I skipped the “Phantom” bash and felt fairly blase about the media event for “Love” up through the time I self-parked at The Mirage. It was only when I was really sitting a short distance from Paul McCartney, Ringo Starr, Yoko Ono and Olivia Harrison that I changed my tune: “Sure, it’s a do-over of last year. But it’s still pretty damned impressive. What would you normally be doing on a hot Tuesday afternoon?”
Fellow media wags offer two valid interpretations of this “Groundhog Day” replay. One is that entertainment has so cooled on the Strip — battered by the booming nightclub industry — that even the Beatles understand you have to go the extra mile to flog a show nowadays.

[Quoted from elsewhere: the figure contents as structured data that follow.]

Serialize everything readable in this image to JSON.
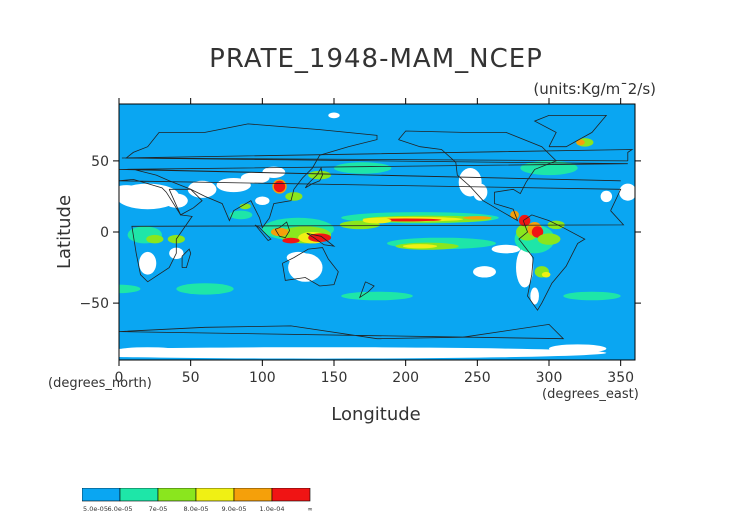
{
  "chart_data": {
    "type": "heatmap",
    "title": "PRATE_1948-MAM_NCEP",
    "units": "(units:Kg/m¯2/s)",
    "xlabel": "Longitude",
    "ylabel": "Latitude",
    "x_units": "(degrees_east)",
    "y_units": "(degrees_north)",
    "xlim": [
      0,
      360
    ],
    "ylim": [
      -90,
      90
    ],
    "x_ticks": [
      0,
      50,
      100,
      150,
      200,
      250,
      300,
      350
    ],
    "y_ticks": [
      50,
      0,
      -50
    ],
    "y_tick_labels": [
      "50",
      "0",
      "−50"
    ],
    "colorbar": {
      "labels": [
        "5.0e-05",
        "6.0e-05",
        "7e-05",
        "8.0e-05",
        "9.0e-05",
        "1.0e-04",
        "∞"
      ],
      "colors": [
        "#0aa6f2",
        "#1ee6a8",
        "#8ae61e",
        "#f0f014",
        "#f5a00a",
        "#f01414"
      ]
    },
    "field_levels": [
      {
        "level": "5e-05 to 6e-05",
        "color": "#0aa6f2"
      },
      {
        "level": "6e-05 to 7e-05",
        "color": "#1ee6a8"
      },
      {
        "level": "7e-05 to 8e-05",
        "color": "#8ae61e"
      },
      {
        "level": "8e-05 to 9e-05",
        "color": "#f0f014"
      },
      {
        "level": "9e-05 to 1e-04",
        "color": "#f5a00a"
      },
      {
        "level": ">1e-04",
        "color": "#f01414"
      }
    ],
    "below_min_color": "#ffffff",
    "grid": false
  }
}
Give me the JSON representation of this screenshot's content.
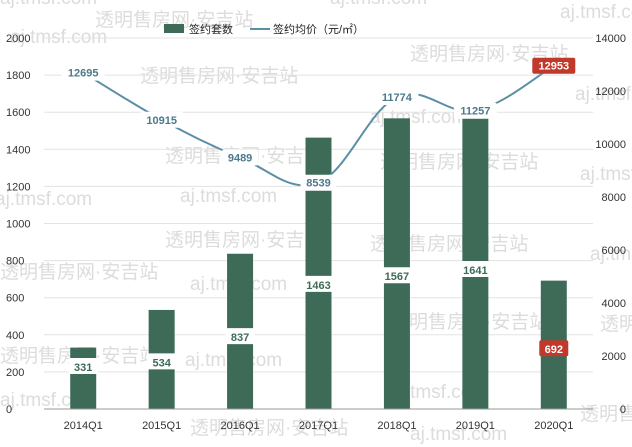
{
  "chart_data": {
    "type": "bar",
    "categories": [
      "2014Q1",
      "2015Q1",
      "2016Q1",
      "2017Q1",
      "2018Q1",
      "2019Q1",
      "2020Q1"
    ],
    "series": [
      {
        "name": "签约套数",
        "type": "bar",
        "axis": "left",
        "values": [
          331,
          534,
          837,
          1463,
          1567,
          1641,
          692
        ],
        "labels": [
          "331",
          "534",
          "837",
          "1463",
          "1567",
          "1641",
          "692"
        ]
      },
      {
        "name": "签约均价（元/㎡）",
        "type": "line",
        "axis": "right",
        "values": [
          12695,
          10915,
          9489,
          8539,
          11774,
          11257,
          12953
        ],
        "labels": [
          "12695",
          "10915",
          "9489",
          "8539",
          "11774",
          "11257",
          "12953"
        ]
      }
    ],
    "y_left": {
      "range": [
        0,
        2000
      ],
      "ticks": [
        "0",
        "200",
        "400",
        "600",
        "800",
        "1000",
        "1200",
        "1400",
        "1600",
        "1800",
        "2000"
      ]
    },
    "y_right": {
      "range": [
        0,
        14000
      ],
      "ticks": [
        "0",
        "2000",
        "4000",
        "6000",
        "8000",
        "10000",
        "12000",
        "14000"
      ]
    },
    "legend_position": "top-center",
    "highlight_category": "2020Q1",
    "grid": true,
    "colors": {
      "bar": "#3d6b58",
      "line": "#5b8fa6",
      "highlight": "#c0392b",
      "grid": "#e3e3e3",
      "label_bg": "#ffffff"
    }
  },
  "watermark": {
    "texts": [
      "aj.tmsf.com",
      "透明售房网·安吉站"
    ]
  }
}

The alternate theory is that “Love” is the rare smash on the Strip. It’s such a cash-spitting ATM of passive revenue for all Beatle interests — no hard touring, no CD piracy to fret — that squirming through an hour interview with Larry King is a small sacrifice to protect the investment.
I believe there is truth in the middle, maybe even room to believe the Beatle folk are actually proud of the show. Moreover, the Beatles and Cirque deserve to toast their success because there has been nothing much to celebrate since.
The debuts of “Monty Python’s Spamalot” and “The Producers” were themselves a sort of rerun. The Broadway musicals struggle to attract the same level of interest because they aren’t new creations. Likewise “Stomp Out Loud,” which beefed up its production for Vegas but still seems more routine than trailblazing.
And the biggest summer party before Cirque’s? That was a Planet Hollywood rooftop celebration for “The Beauty of Magic.” It offered the singular experience of people raving about the tequila-sauteed shrimp’s ability to wash away the lousy taste of the imitative show.
On one hand, I always say the Strip doesn’t think small enough. I welcomed the retro-styled variety of Wayne Brady, and offbeat experiments such as “Fashionistas” or “Defending the Caveman.” But when it comes time to think big, the choice seems clear: Come up with some bold new show ideas, or watch your mailbox for the invitation to Cirque’s next party.